Isaac nerede olduğunu unutmuş gibi bir halle kaşları çatık bir vaziyette yüzünü cihaza doğru kaldırarak “İyiyim Lena,” dedi. Lena “118. deneme için hazır olduğunu düşünmüyorum,” dedi. Isaac başka neler söyleyeceğini merak eder bir şekilde kollarını bağlayarak sandalyesinde geriye yaslandı. “117 deneme senin için gerçekten fazlaydı 50 bile fazlaydı ve elde ettiğin sonuçlar içerisinde bir tane bile aradığın pozitif olasılık yok. Buna bir son vermen gerektiği yönünde seni 193 kere uyarmama rağmen sen hepsinde karşı çıktın. Bu kez de karşı çıkma olasılığını %94,3 olarak öngörüyorum. %99,5 öngördüğüm zamanlarda 193 uyarı gerçekleştirdiğimi göz önüne alırsan bu olasılığı iyi değerlendirmek istiyorum.” Isaac onaylar bir şekilde dudaklarını kıvırıp başını ileri geri salladı. Lena devam etti.

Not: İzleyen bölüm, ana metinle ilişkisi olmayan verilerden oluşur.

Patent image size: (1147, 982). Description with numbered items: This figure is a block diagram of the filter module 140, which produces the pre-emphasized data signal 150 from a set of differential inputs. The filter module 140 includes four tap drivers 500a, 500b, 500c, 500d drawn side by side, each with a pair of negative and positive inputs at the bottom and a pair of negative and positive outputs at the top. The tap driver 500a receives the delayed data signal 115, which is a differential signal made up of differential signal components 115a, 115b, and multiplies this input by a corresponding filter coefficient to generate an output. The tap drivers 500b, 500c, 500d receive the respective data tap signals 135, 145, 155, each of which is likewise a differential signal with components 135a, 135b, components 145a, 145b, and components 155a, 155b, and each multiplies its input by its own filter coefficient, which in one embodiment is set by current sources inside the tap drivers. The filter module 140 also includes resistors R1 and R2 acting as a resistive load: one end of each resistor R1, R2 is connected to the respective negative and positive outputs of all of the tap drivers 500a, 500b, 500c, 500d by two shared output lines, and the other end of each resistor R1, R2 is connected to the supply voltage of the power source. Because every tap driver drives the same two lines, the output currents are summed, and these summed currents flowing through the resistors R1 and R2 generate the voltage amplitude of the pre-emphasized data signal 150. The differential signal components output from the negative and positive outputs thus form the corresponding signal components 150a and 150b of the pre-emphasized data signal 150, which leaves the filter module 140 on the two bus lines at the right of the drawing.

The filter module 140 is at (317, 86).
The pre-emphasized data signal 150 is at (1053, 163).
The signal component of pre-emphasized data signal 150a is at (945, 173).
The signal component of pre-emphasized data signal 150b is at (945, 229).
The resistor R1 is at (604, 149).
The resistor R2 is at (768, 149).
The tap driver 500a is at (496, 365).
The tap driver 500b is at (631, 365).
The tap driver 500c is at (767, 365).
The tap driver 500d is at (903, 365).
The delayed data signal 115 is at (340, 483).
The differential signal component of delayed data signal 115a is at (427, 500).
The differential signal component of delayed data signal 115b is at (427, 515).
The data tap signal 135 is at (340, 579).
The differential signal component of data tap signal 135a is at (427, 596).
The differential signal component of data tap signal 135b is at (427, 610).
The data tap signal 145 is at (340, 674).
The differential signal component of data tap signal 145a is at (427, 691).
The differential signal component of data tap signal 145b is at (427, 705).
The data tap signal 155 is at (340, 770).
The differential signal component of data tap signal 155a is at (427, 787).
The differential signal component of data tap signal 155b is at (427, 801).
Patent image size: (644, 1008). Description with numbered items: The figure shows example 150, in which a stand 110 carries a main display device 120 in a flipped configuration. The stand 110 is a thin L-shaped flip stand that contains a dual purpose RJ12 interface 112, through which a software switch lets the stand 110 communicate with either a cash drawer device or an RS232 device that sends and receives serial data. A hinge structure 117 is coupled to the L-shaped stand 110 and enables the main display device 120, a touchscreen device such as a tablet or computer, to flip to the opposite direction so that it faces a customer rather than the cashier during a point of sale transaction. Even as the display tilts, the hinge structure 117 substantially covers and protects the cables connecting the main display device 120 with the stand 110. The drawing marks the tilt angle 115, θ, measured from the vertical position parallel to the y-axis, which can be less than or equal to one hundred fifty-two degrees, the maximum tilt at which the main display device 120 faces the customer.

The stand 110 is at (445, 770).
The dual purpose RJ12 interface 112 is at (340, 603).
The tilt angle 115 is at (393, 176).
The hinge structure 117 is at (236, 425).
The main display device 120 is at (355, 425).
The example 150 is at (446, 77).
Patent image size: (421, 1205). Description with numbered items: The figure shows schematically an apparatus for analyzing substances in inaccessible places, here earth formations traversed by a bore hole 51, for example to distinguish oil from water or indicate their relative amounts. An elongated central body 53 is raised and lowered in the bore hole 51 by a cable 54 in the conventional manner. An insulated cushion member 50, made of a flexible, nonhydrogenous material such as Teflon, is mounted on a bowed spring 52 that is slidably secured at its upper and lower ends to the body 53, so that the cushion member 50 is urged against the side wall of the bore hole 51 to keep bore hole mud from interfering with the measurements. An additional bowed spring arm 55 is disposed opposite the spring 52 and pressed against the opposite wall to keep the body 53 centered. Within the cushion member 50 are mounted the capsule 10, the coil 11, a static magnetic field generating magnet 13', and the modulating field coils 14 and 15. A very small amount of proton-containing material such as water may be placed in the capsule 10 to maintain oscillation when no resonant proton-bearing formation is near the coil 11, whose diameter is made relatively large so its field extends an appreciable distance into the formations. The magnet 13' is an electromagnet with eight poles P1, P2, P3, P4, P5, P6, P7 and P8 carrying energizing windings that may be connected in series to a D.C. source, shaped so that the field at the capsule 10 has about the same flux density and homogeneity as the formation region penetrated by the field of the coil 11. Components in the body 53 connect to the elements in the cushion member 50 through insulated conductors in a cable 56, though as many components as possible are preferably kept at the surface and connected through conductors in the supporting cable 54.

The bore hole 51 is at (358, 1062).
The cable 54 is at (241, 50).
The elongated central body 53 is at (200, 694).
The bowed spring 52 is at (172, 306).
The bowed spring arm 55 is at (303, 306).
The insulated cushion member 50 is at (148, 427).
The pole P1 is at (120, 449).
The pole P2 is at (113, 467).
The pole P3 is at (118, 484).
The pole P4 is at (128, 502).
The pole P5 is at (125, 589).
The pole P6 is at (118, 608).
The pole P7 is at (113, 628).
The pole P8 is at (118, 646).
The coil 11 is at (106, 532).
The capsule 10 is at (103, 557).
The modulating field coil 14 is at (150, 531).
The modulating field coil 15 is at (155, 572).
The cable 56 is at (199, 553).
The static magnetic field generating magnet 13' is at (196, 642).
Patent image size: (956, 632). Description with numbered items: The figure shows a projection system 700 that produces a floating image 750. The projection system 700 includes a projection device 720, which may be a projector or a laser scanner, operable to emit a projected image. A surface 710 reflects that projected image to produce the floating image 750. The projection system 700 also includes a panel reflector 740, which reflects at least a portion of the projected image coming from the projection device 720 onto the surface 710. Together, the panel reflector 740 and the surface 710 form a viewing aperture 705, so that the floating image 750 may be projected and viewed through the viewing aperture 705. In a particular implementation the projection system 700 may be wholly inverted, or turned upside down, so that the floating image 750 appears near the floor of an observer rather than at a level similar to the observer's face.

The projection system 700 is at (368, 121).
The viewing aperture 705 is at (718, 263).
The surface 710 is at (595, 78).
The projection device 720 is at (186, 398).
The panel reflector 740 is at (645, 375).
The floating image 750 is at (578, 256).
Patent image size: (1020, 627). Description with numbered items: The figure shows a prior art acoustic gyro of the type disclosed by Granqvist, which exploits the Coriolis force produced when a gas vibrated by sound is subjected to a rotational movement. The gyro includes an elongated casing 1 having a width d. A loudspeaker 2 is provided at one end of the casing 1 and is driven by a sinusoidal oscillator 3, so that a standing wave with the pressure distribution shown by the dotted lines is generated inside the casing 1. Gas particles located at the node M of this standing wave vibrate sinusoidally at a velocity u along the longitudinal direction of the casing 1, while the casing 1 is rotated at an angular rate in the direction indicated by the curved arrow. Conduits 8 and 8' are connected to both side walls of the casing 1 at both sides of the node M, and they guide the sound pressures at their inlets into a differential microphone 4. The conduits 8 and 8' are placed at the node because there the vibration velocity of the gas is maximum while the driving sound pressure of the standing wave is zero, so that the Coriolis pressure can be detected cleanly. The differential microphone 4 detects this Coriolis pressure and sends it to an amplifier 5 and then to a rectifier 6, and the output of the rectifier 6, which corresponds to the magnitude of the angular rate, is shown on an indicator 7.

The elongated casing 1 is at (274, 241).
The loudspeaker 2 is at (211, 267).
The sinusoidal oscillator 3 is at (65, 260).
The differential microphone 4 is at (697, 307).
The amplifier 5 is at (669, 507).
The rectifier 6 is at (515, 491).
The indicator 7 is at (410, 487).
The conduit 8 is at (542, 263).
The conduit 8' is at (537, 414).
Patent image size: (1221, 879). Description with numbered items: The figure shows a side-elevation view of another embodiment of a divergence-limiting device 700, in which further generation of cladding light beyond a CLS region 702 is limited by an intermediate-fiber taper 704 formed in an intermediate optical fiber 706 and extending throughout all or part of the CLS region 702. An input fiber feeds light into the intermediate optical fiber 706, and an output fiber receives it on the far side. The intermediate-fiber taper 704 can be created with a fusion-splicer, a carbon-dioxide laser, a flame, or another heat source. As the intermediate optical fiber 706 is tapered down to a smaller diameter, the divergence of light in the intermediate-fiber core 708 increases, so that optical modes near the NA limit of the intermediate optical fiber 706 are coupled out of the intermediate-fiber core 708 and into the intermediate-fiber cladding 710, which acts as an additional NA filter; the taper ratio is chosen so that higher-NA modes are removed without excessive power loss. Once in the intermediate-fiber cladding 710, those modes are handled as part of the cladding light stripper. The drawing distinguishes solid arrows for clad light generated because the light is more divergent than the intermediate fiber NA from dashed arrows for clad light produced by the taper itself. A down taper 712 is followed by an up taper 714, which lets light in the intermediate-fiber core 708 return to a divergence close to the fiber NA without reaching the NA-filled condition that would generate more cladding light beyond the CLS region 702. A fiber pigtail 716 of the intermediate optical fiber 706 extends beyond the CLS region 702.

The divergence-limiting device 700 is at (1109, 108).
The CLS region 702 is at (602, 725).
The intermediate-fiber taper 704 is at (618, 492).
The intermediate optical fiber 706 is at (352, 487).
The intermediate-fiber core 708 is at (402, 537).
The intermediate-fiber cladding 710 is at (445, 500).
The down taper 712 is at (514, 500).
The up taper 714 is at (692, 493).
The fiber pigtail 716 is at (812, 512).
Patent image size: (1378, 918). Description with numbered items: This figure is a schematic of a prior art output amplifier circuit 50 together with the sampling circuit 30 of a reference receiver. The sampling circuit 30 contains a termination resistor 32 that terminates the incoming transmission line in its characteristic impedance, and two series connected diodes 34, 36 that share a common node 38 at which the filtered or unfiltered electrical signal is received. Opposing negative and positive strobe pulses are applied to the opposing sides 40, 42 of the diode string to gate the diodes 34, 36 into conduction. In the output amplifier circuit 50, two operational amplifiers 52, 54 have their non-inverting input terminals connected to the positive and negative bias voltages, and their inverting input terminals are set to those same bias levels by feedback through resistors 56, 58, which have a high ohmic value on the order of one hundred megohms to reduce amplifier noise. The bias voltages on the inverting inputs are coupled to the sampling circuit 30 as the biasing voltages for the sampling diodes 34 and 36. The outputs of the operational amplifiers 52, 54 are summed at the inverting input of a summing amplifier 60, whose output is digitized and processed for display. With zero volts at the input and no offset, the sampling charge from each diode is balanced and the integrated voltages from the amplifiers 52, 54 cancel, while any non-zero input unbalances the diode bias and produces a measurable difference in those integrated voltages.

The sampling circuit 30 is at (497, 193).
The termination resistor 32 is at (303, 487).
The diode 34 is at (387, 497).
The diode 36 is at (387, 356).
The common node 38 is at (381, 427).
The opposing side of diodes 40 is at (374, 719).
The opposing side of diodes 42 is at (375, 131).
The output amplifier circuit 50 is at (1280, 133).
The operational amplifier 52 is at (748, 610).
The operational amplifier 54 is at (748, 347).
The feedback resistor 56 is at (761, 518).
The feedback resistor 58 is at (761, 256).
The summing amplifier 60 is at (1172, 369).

“117. deneme biliyorsun ki şimdiye kadar ki en uzun süreye ulaştığımız bir kurmacaydı. Bu kurmacanın 2 yıl 14 gün 8 saat 23 dakika ve 18 saniye sürdüğünü belirtmek isterim. Ortalama insan ömrüne göre kalan yaşam sürenle oranlarsan bu bize en azından oransal olarak bir başarı elde ettiğimiz sonucunu verebilir.” Isaac alaycı bir gülüşle “Başarı mı? Dalga mı geçiyorsun ne başarısından bahsediyorsun! O iki yıl boyunca kanser ile mücadele eden bir kadına her gün onu ölüme yaklaştıran bir gün için daha yaşama sevinci aşılamaya çalışıyordum. Hayır, hiç de bana bir başarı hazzı vermedi. Aksine diğer denemelerden bile kötü bir sonuçtu ve bu değiştirilemez bir şey… Haklısın, bugün beni denememem konusunda ikna edebilirsin çünkü ne olursa olsun onun kanser hastalığına yakalanmış olmasını değiştiremem. Kansere bir çözüm bulacak değilim, ben makinelerden anlarım programlamadan anlarım. Psikolojisini biraz daha düzeltip onu stresten uzak tutarak birkaç gün daha, belki de haftalarca uzun yaşayacağı bir olasılık oluşturmak… Hayır, hayır hayır…” dedi ve sandalyesinden hızlıca kalktı.

“İnan Lena artık bunun hiçbir anlamı yok. Belki 116. denemede hala bir umudum vardı ama artık o da yok…” Lena herhangi bir cevap vermedi ama ilerideki bir kahve makinesinden çalıştığını belirten sesler yükselmeye başladı. Bir süre bulundukları yerde duyulan tek ses bu oldu.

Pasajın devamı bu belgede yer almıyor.